The following commands are run on your local workstation.

  1. Get the external IP address of the admin Compute Engine instance and access the UI of the point of sale application.

    EXTERNAL_IP=$(gcloud compute instances list --project ${PROJECT_ID} --filter="name:cnuc-1" --format="get(networkInterfaces[0].accessConfigs[0].natIP)")
    echo "Point the browser to: ${EXTERNAL_IP}:${PROXY_PORT}"
    

    When the scripts run successfully, they produce output like the following:

    Point the browser to: 34.134.194.84:8082
    
    Version 1 of the point of sale application deployed.

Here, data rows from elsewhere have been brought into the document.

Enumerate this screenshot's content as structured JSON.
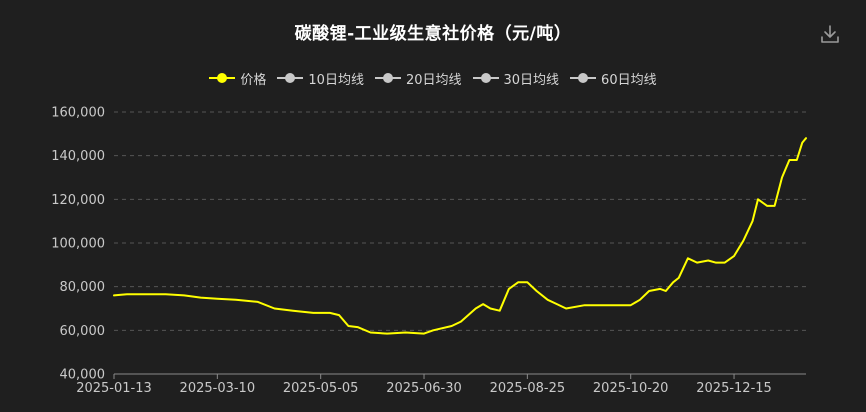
{
  "chart_data": {
    "type": "line",
    "title": "碳酸锂-工业级生意社价格（元/吨）",
    "legend_position": "top-center",
    "grid": true,
    "legend": [
      {
        "name": "价格",
        "color": "#ffff00",
        "active": true
      },
      {
        "name": "10日均线",
        "color": "#c8c8c8",
        "active": false
      },
      {
        "name": "20日均线",
        "color": "#c8c8c8",
        "active": false
      },
      {
        "name": "30日均线",
        "color": "#c8c8c8",
        "active": false
      },
      {
        "name": "60日均线",
        "color": "#c8c8c8",
        "active": false
      }
    ],
    "x_ticks": [
      "2025-01-13",
      "2025-03-10",
      "2025-05-05",
      "2025-06-30",
      "2025-08-25",
      "2025-10-20",
      "2025-12-15"
    ],
    "x_range": [
      "2025-01-13",
      "2026-01-23"
    ],
    "y_ticks": [
      "40,000",
      "60,000",
      "80,000",
      "100,000",
      "120,000",
      "140,000",
      "160,000"
    ],
    "ylim": [
      40000,
      160000
    ],
    "series": [
      {
        "name": "价格",
        "color": "#ffff00",
        "x": [
          "2025-01-13",
          "2025-01-20",
          "2025-02-01",
          "2025-02-10",
          "2025-02-20",
          "2025-03-01",
          "2025-03-10",
          "2025-03-20",
          "2025-04-01",
          "2025-04-10",
          "2025-04-20",
          "2025-05-01",
          "2025-05-10",
          "2025-05-15",
          "2025-05-20",
          "2025-05-25",
          "2025-06-01",
          "2025-06-10",
          "2025-06-20",
          "2025-06-30",
          "2025-07-05",
          "2025-07-15",
          "2025-07-20",
          "2025-07-28",
          "2025-08-01",
          "2025-08-05",
          "2025-08-10",
          "2025-08-15",
          "2025-08-20",
          "2025-08-25",
          "2025-08-30",
          "2025-09-05",
          "2025-09-10",
          "2025-09-15",
          "2025-09-25",
          "2025-10-10",
          "2025-10-20",
          "2025-10-25",
          "2025-10-30",
          "2025-11-05",
          "2025-11-08",
          "2025-11-12",
          "2025-11-15",
          "2025-11-20",
          "2025-11-25",
          "2025-12-01",
          "2025-12-05",
          "2025-12-10",
          "2025-12-15",
          "2025-12-20",
          "2025-12-25",
          "2025-12-28",
          "2026-01-02",
          "2026-01-06",
          "2026-01-10",
          "2026-01-14",
          "2026-01-18",
          "2026-01-21",
          "2026-01-23"
        ],
        "values": [
          76000,
          76500,
          76500,
          76500,
          76000,
          75000,
          74500,
          74000,
          73000,
          70000,
          69000,
          68000,
          68000,
          67000,
          62000,
          61500,
          59000,
          58500,
          59000,
          58500,
          60000,
          62000,
          64000,
          70000,
          72000,
          70000,
          69000,
          79000,
          82000,
          82000,
          78000,
          74000,
          72000,
          70000,
          71500,
          71500,
          71500,
          74000,
          78000,
          79000,
          78000,
          82000,
          84000,
          93000,
          91000,
          92000,
          91000,
          91000,
          94000,
          101000,
          110000,
          120000,
          117000,
          117000,
          130000,
          138000,
          138000,
          146000,
          148000
        ]
      }
    ]
  },
  "toolbar": {
    "download_icon": "download-icon"
  }
}
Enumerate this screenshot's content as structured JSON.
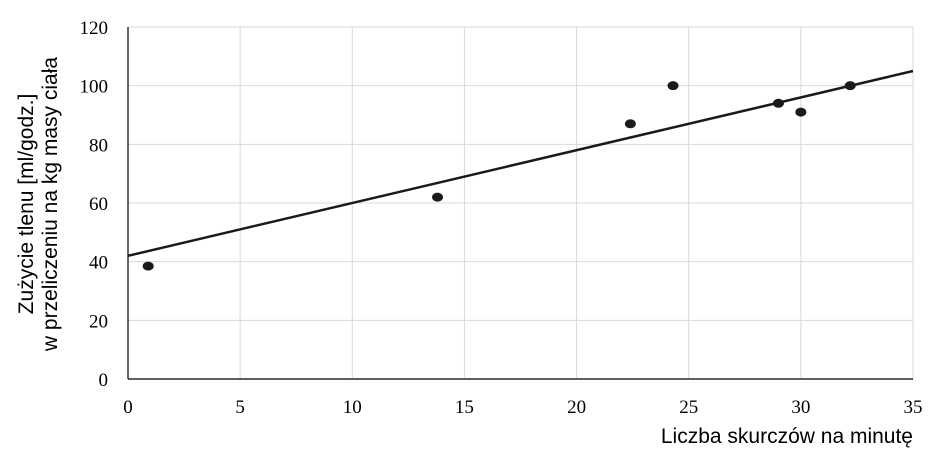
{
  "chart_data": {
    "type": "scatter",
    "xlabel": "Liczba skurczów na minutę",
    "ylabel_lines": [
      "Zużycie tlenu [ml/godz.]",
      "w przeliczeniu na kg masy ciała"
    ],
    "xlim": [
      0,
      35
    ],
    "ylim": [
      0,
      120
    ],
    "xticks": [
      "0",
      "5",
      "10",
      "15",
      "20",
      "25",
      "30",
      "35"
    ],
    "yticks": [
      "0",
      "20",
      "40",
      "60",
      "80",
      "100",
      "120"
    ],
    "grid": "vertical-and-horizontal",
    "points": [
      {
        "x": 0.9,
        "y": 38.5
      },
      {
        "x": 13.8,
        "y": 62
      },
      {
        "x": 22.4,
        "y": 87
      },
      {
        "x": 24.3,
        "y": 100
      },
      {
        "x": 29.0,
        "y": 94
      },
      {
        "x": 30.0,
        "y": 91
      },
      {
        "x": 32.2,
        "y": 100
      }
    ],
    "trendline": {
      "type": "linear",
      "x": [
        0,
        35
      ],
      "y": [
        42,
        105
      ]
    },
    "colors": {
      "points": "#1a1a1a",
      "trendline": "#1a1a1a",
      "grid": "#d9d9d9"
    }
  }
}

Update the API Server version and observe the change

  1. Update the image field to change the API Server version from v1 to v2. The YAML configuration for the deployment is in the file at anthos-baremetal-edge-deployment/acm-config-sink/namespaces/pos/api-server.yaml.

    containers:
    - name: api-server
      image: us-docker.pkg.dev/anthos-dpe-abm-edge-pos/abm-edge-pos-images/api-server:v1
  2. Push the changes to your forked repository.

    git add acm-config-sink/namespaces/pos/api-server.yaml
    git commit -m "chore: updated api-server version to v2"
    git push
    
  3. In the Cloud Console, go to the Config Management page to check the Config spec status. Verify that the status is Synced.

    Go to the Config Management page

  4. In the Cloud Console, go to the Kubernetes Engine Workloads page to verify that the Deployment is updated.

    Go to the Kubernetes Engine Workloads page

  5. When the status of the Deployment is OK, point your browser to the IP address from the previous section to view the point of sale application. Note that the version in the title shows "V2", indicating that your application change was deployed.

    Version 2 of the point of sale application deployed.

Clean up

To avoid unnecessary Google Cloud charges, delete the resources used for this guide when you are done with it. You can either delete these resources manually, or delete your Google Cloud project, which also gets rid of all resources. In addition, you might also want to clean up the changes made in your local workstation:

Local workstation

The following files have to be updated to clear changes made by the installation scripts.

  • Remove the Compute Engine VM IP addresses added to the /etc/hosts file.
  • Remove the SSH configuration for cnuc-* in the ~/.ssh/config file.
  • Remove the Compute Engine VM fingerprints from the ~/.ssh/known_hosts file.

Delete Project

If you created a dedicated project for this procedure, delete the Google Cloud project from the Cloud Console.

  • In the Cloud Console, go to the Manage resources page.

    Go to Manage resources

  • In the project list, select the project that you want to delete, and then click Delete.
  • In the dialog, type the project ID, and then click Shut down to delete the project.
  • Manual

    If you used an existing project for this procedure, do the following:

    • Unregister all Kubernetes clusters with a name prefixed by cnuc-.
    • Delete all Compute Engine VMs with a name prefixed by cnuc-.
    • Delete the Cloud Storage bucket with a name prefixed by abm-edge-boot.
    • Delete the Firewall Rules allow-pod-ingress and allow-pod-egress.
    • Delete the Secret Manager secret install-pub-key.

    What's next?

    You can expand on this guide by adding another edge location. Setting the MACHINE_COUNT environment variable to 6 and re-running the same steps from the preceding sections creates three new Compute Engine instances (cnuc-4, cnuc-5, cnuc-6) and a new Anthos on bare metal user cluster called cnuc-4.

    You can also try updating the cluster configurations in your forked repository to selectively apply different versions of the point of sale application to the two clusters, cnuc-1 and cnuc-4, using ClusterSelectors.

    For details about the individual steps in this guide, the scripts involved, and the implementation of the point of sale application, see the point-of-sale repository.